In diesem Zusammenhang eröffnet die Ausstellung die diesjährige Auseinandersetzung des Kunstverein Bielefeld mit dem Sinnesorgan „Ohr“ und dessen Verbindung zum Lesen und Formen des (Zu-)hörens. Lesen wird hier auch verstanden als Praxis, die über den Text hinausweist und sich im Zusammenspiel von Wahrnehmung, Erinnerung, Imagination und innerer sowie äußerer Artikulation vollzieht.
Die Ausstellung versteht sich als ein Produktions- und Experimentierraum, in dem installative Setzungen, Lesungen und Performance in wechselnde Konstellationen treten.

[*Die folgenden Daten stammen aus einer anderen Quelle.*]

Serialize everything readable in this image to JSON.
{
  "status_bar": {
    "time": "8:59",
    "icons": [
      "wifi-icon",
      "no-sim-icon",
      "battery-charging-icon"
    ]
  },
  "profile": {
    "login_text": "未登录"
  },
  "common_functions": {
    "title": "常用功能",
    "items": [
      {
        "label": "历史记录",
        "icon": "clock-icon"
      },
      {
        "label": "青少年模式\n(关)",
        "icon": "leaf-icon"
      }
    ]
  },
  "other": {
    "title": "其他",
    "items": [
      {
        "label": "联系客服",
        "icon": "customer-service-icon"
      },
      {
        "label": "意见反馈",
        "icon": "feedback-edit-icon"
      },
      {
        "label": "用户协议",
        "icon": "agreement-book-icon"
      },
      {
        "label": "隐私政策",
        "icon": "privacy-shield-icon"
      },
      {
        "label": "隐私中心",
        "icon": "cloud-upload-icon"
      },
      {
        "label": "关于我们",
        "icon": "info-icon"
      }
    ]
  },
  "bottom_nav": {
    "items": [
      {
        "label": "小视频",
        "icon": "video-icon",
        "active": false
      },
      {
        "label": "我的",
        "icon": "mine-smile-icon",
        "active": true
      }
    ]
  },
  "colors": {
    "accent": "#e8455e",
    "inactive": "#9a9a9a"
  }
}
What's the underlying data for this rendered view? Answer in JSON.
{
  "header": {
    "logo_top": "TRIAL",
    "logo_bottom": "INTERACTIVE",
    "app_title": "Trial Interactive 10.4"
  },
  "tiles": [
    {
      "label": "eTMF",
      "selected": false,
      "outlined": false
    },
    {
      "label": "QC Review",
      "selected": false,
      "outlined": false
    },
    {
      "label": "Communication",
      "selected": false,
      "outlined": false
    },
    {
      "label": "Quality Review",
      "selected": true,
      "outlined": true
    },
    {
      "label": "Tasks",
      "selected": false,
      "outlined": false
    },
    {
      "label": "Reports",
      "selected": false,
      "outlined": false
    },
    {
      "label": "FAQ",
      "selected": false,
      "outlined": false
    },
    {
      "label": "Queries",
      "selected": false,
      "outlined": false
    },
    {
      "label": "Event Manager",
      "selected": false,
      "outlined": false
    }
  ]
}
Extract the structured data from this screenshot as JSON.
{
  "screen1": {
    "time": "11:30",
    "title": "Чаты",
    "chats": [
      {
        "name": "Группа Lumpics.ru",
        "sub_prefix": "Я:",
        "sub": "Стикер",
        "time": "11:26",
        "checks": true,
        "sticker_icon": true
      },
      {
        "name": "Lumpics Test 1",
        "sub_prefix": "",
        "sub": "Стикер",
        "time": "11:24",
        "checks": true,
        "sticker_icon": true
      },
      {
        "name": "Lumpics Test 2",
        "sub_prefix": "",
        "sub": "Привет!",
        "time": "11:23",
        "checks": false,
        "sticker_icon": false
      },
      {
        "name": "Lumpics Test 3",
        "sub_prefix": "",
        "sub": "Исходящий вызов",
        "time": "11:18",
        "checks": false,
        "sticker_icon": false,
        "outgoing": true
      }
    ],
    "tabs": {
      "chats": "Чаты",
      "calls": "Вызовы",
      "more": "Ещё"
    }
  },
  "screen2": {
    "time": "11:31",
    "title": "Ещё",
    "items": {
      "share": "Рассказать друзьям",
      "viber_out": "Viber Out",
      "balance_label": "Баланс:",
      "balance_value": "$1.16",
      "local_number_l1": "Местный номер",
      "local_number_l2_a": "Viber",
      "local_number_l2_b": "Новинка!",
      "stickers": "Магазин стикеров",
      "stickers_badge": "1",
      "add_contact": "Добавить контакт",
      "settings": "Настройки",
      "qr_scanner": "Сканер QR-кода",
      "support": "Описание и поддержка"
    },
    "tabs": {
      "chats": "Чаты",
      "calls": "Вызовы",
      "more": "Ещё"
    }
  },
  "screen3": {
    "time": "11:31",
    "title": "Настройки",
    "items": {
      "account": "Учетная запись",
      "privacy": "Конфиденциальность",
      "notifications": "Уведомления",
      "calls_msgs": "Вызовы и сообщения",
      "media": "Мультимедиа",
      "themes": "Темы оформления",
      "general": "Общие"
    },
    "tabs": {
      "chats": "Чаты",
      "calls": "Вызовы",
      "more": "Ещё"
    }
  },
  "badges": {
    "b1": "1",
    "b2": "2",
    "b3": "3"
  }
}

Die eingeladenen künstlerischen Positionen arbeiten jeweils mit Text als Bestandteil ihrer künstlerischen Praxis und verbinden Lese- und Schreibpraktiken mit Installation, Video und Sound.
Die Ausstellung interessiert sich für die Bedingungen, unter denen Lesen überhaupt möglich wird: für historische Zusammenhänge und Wissenssysteme sowie für Codes, Ordnungen und Infrastrukturen, die mitgestalten, was als lesbar gilt und was verborgen bleibt. Lesen erscheint zugleich als Zugriff auf diese Strukturen wie auch als Moment ihrer produktiven Unterbrechung – insbesondere dort, wo Verständlichkeiten kippen und Fragen von (Un)Lesbarkeiten sowie Nicht-Wissen neue Prozesse öffnen.
Die gezeigten Arbeiten befragen die Performativität von Sprache und arbeiten mit genreübergreifend mit Schreibpraktiken, in denen Text durch Fragmentierung, poetische Setzungen und vokale Dimensionen in unterschiedliche mediale und räumliche Situationen überführt wird. Ebenso erscheint Schreiben als Ausgangspunkt installativer und performativer Arbeiten, in denen Lesen, Körper und Raum als miteinander verbundene Wahrnehmungs- und Bedeutungsprozesse erfahrbar werden.
Ein weiterer Teil des Ausstellungstitels read to / for markiert eine minimale Verschiebung innerhalb alltäglicher Sprachbewegungen und öffnet damit einen Zwischenraum des Lesens, der sich nicht eindeutig festlegen lässt. „read to“ verweist auf die Geste des Vorlesens, auf eine adressierte, nach außen gerichtete Bewegung der Sprache, während „read for“ Lesen als Ausrichtung oder Bezug auf etwas versteht, ohne dass dieses „Wofür“ eindeutig bestimmt wäre. Zwischen beiden Formulierungen entsteht ein offenes Feld, in dem Lesen als relationale Handlung erscheint, situativ, kontextabhängig und immer wieder neu in seiner Adressierung verhandelbar.